38. the Truth

828 102 0
                                    

38. Kebenarannya

"Apa kau sudah siap mendengar kebenarannya, Caroline?"

Caroline tidak menjawab atau membalasnya dengan reaksi apapun. Ia hanya menatap datar ke arah Nick yang kini tengah duduk di hadapannya.

Kini Caroline sudah berpindah ruangan karena Nick mengajaknya untuk pindah ke tempat yang lebih nyaman. Lelaki itu membawanya ke sebuah ... kamar? Ah, entahlah, memikirkan hal ini membuat Caroline jadi berpikiran aneh-aneh.

Mereka berdua sekarang duduk berhadapan dengan meja bundar yang menjadi penghalangnya. Di samping mereka, ada sebuah tungku api unggun yang menyala--membuat suasana menjadi lebih hangat. Nampaknya Nick benar-benar serius dengan ucapannya. Ia bilang, dirinya akan menceritakan semua kejadiannya.

Sebelum Nick kembali bersuara, Caroline lebih dulu menyela. "Di mana Sebastian?" tanyanya.

Tatapan Nick berubah menjadi dingin. "Kenapa?
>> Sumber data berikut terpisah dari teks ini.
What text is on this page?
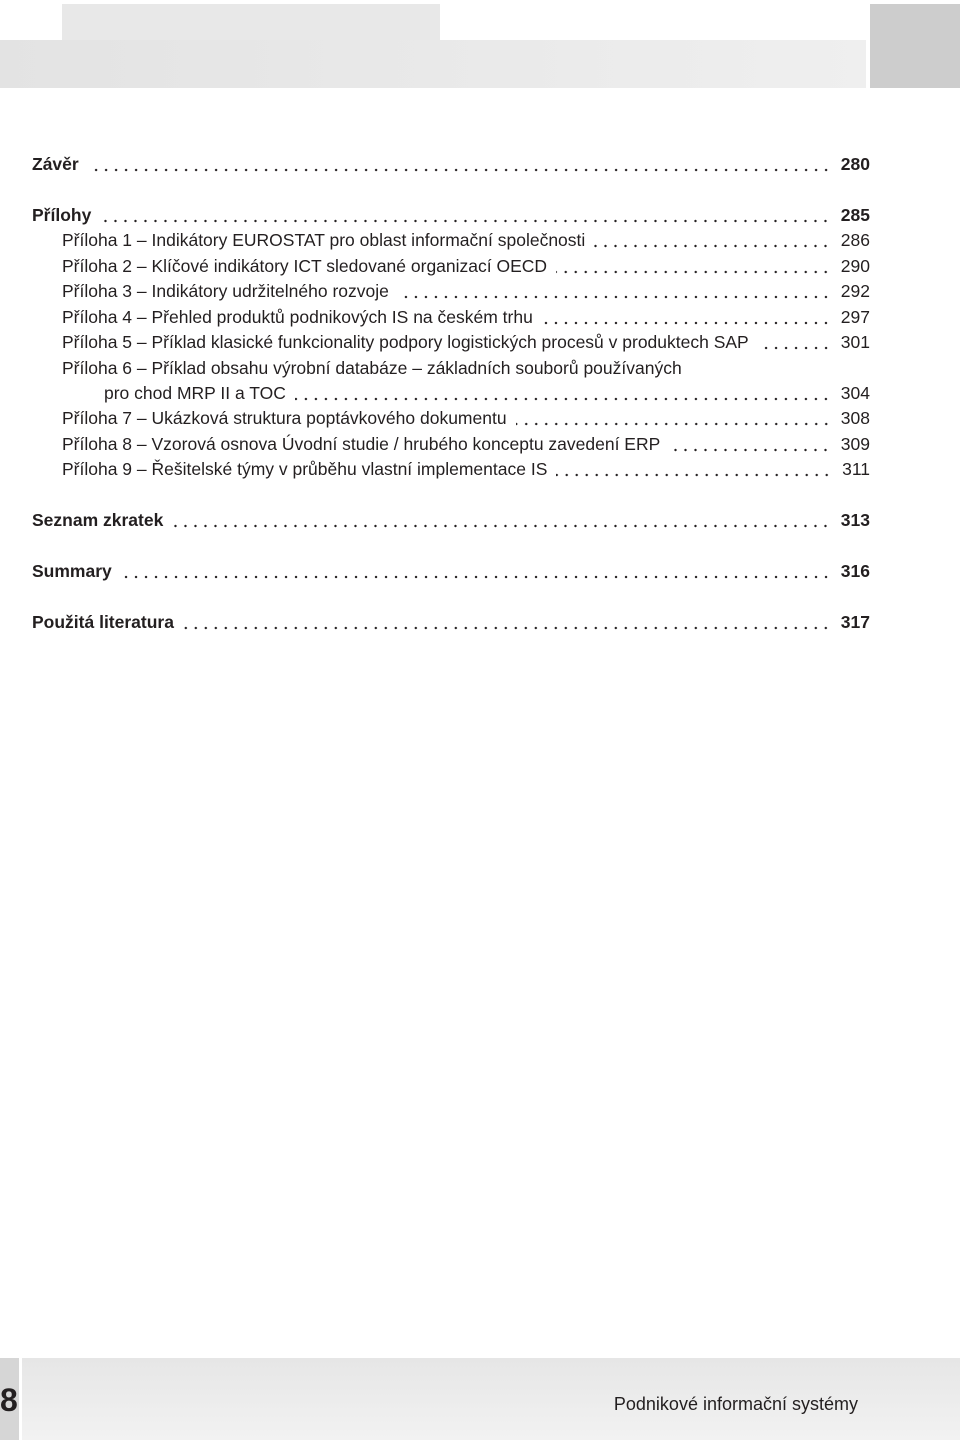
Závěr	280
Přílohy	285
Příloha 1 – Indikátory EUROSTAT pro oblast informační společnosti	286
Příloha 2 – Klíčové indikátory ICT sledované organizací OECD	290
Příloha 3 – Indikátory udržitelného rozvoje	292
Příloha 4 – Přehled produktů podnikových IS na českém trhu	297
Příloha 5 – Příklad klasické funkcionality podpory logistických procesů v produktech SAP	301
Příloha 6 – Příklad obsahu výrobní databáze – základních souborů používaných
pro chod MRP II a TOC	304
Příloha 7 – Ukázková struktura poptávkového dokumentu	308
Příloha 8 – Vzorová osnova Úvodní studie / hrubého konceptu zavedení ERP	309
Příloha 9 – Řešitelské týmy v průběhu vlastní implementace IS	311
Seznam zkratek	313
Summary	316
Použitá literatura	317
8	Podnikové informační systémy
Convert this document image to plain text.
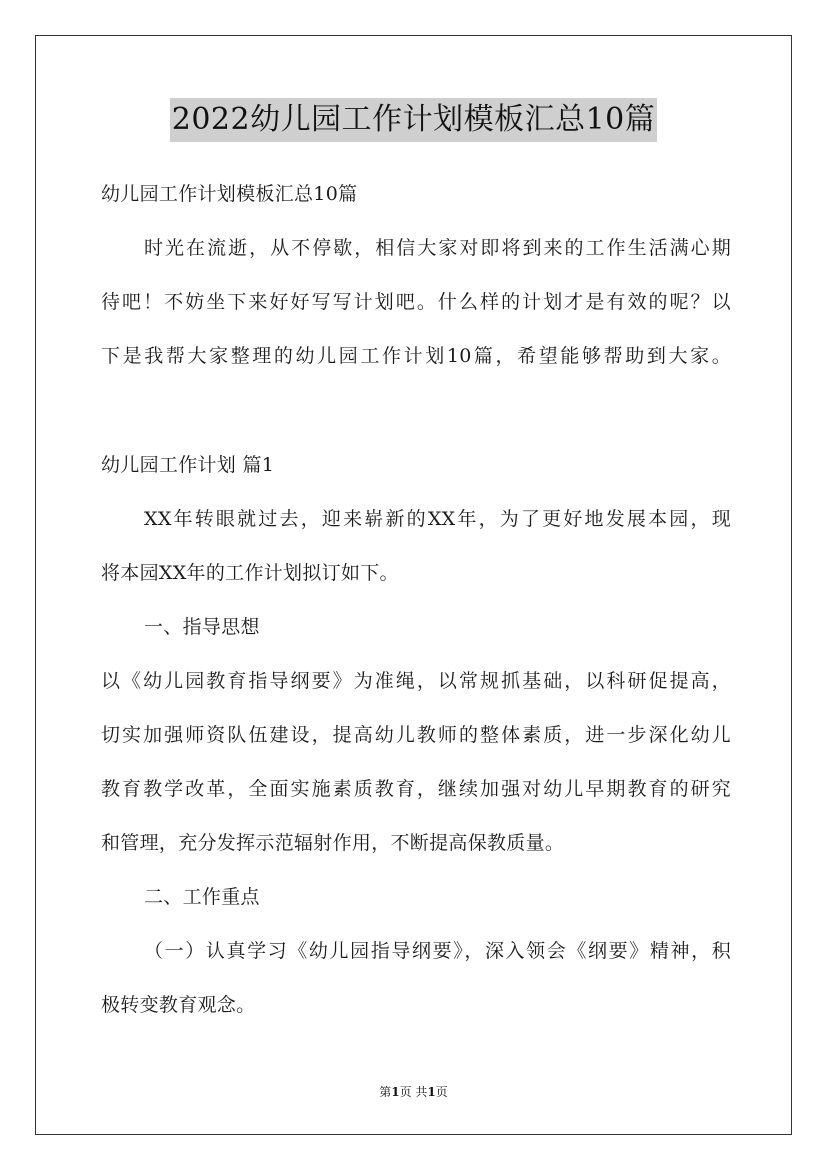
2022幼儿园工作计划模板汇总10篇
幼儿园工作计划模板汇总10篇
时光在流逝，从不停歇，相信大家对即将到来的工作生活满心期
待吧！不妨坐下来好好写写计划吧。什么样的计划才是有效的呢？以
下是我帮大家整理的幼儿园工作计划10篇，希望能够帮助到大家。
幼儿园工作计划 篇1
XX年转眼就过去，迎来崭新的XX年，为了更好地发展本园，现
将本园XX年的工作计划拟订如下。
一、指导思想
以《幼儿园教育指导纲要》为准绳，以常规抓基础，以科研促提高，
切实加强师资队伍建设，提高幼儿教师的整体素质，进一步深化幼儿
教育教学改革，全面实施素质教育，继续加强对幼儿早期教育的研究
和管理，充分发挥示范辐射作用，不断提高保教质量。
二、工作重点
（一）认真学习《幼儿园指导纲要》，深入领会《纲要》精神，积
极转变教育观念。
第1页 共1页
Apa urusannya denganmu?" balasnya, mencoba untuk tetap tenang.

Caroline berdecak. "Waktu itu kau memukulnya, kan? Jadi sudah jelas jika sekarang aku menanyakan keberadaannya."

Bibir Nick kian menipis. Kedua tangannya nampak mengepal di atas meja. "Dia hampir saja melukaimu. Kau lupa?"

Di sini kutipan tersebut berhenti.